Hayes began the colony in 2011 with the cooperation of the UI College of Liberal Arts and Sciences. The college leases four other neighborhood homes from him, which are used to house visiting scholars from around the country. These four properties, in addition to the Grant Wood home and neighboring house, form a unique, collaborative space for visiting artists to live and work in. The concept echoes Wood’s own practice of gathering artists and writers to collaborate in Iowa City in the late 1920s and 1930s.
“The house is in great structural shape,” said David Kieft, University of Iowa business manager and director of real estate, planning and development. “With a few improvements, it can really help the colony be a showcase to attract faculty and artists from around the world to Iowa City.”
Creative types and the UI have a long history. It was the first public university to pair the teaching of art and art history with the creation of art in a studio. Art has always been a central part of campus and part of the university’s legacy. The Grant Wood Art Colony Program serves as an extension of that legacy and will play a large part in the future of the university’s commitment to the arts. Its fellowship program, for example, brings emerging artists to live and work in Iowa City, while teaching classes at the UI.
Photo Gallery Courtesy of the Grant Wood Art Colony (Click to enlarge)
“We have continued to broaden our applicant pool for the fellowship program,” said Maura Pilcher, director of the Grant Wood Art Colony. “The true mission of continuing the Grant Wood legacy is to look for emerging artists who can benefit from the fellowship and who can enrich the students, the university and the state of Iowa by being here.”
The colony’s fellowship program provides three one-year fellowships in painting and drawing, printmaking and interdisciplinary performance. Faculty select fellows through a national search and are provided with furnished living quarters at the colony. Applications open in January, with selections made in April of each year. Fellows teach two courses at the UI as assistant visiting professors and finish their fellowship with an end-of-year exhibition.
“Grant Wood was given a place to live and work enabling him to quit his day job,” Pilcher said. “He was provided time to be prolific and develop his vision. That’s how his style evolved. Our fellowships provide similar accommodations to emerging artists to spark their creativity and develop their craft.”
It isn’t just the fellows who benefit.
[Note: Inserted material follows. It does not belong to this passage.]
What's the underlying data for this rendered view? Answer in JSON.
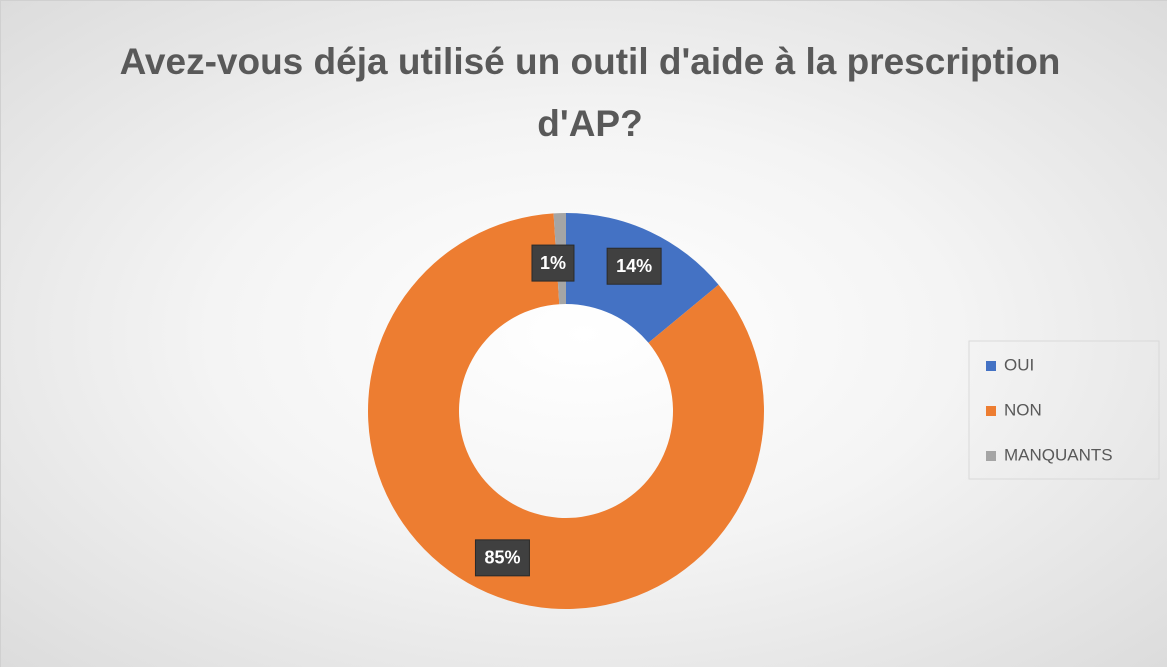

Students in the College of Liberal Arts and Sciences are afforded the opportunity to work closely with these emerging artists. Classes taught by Grant Wood Fellows are popular among the graduate students, with many of them rearranging their schedules to fit in classes taught by the visiting artists. These students benefit through these classes, but also through one-on-one experience with the artists.
“They get to see what it’s like to be a working artist,” Pilcher said of the students. “Our fellows understand how difficult it can be to understand that world.”
Iowans all around the state benefit from the program, too. As part of their fellowship, visiting artists travel to numerous cities and small towns in the state to provide art instruction and classes to residents at no cost. In addition, 2019 marked the inaugural year of the Grant Wood Public Art Residency, a week-long program designed to train students to create public art. The students have created murals in ten communities across the state, including Webster City, Goldfield, Stanwood and others.
“It’s a mutual benefit,” Pilcher said. “Our students get hands-on experience and the ability to build their portfolio. At the same time, these towns get to experience these artists’ vision. That’s a win for everybody.”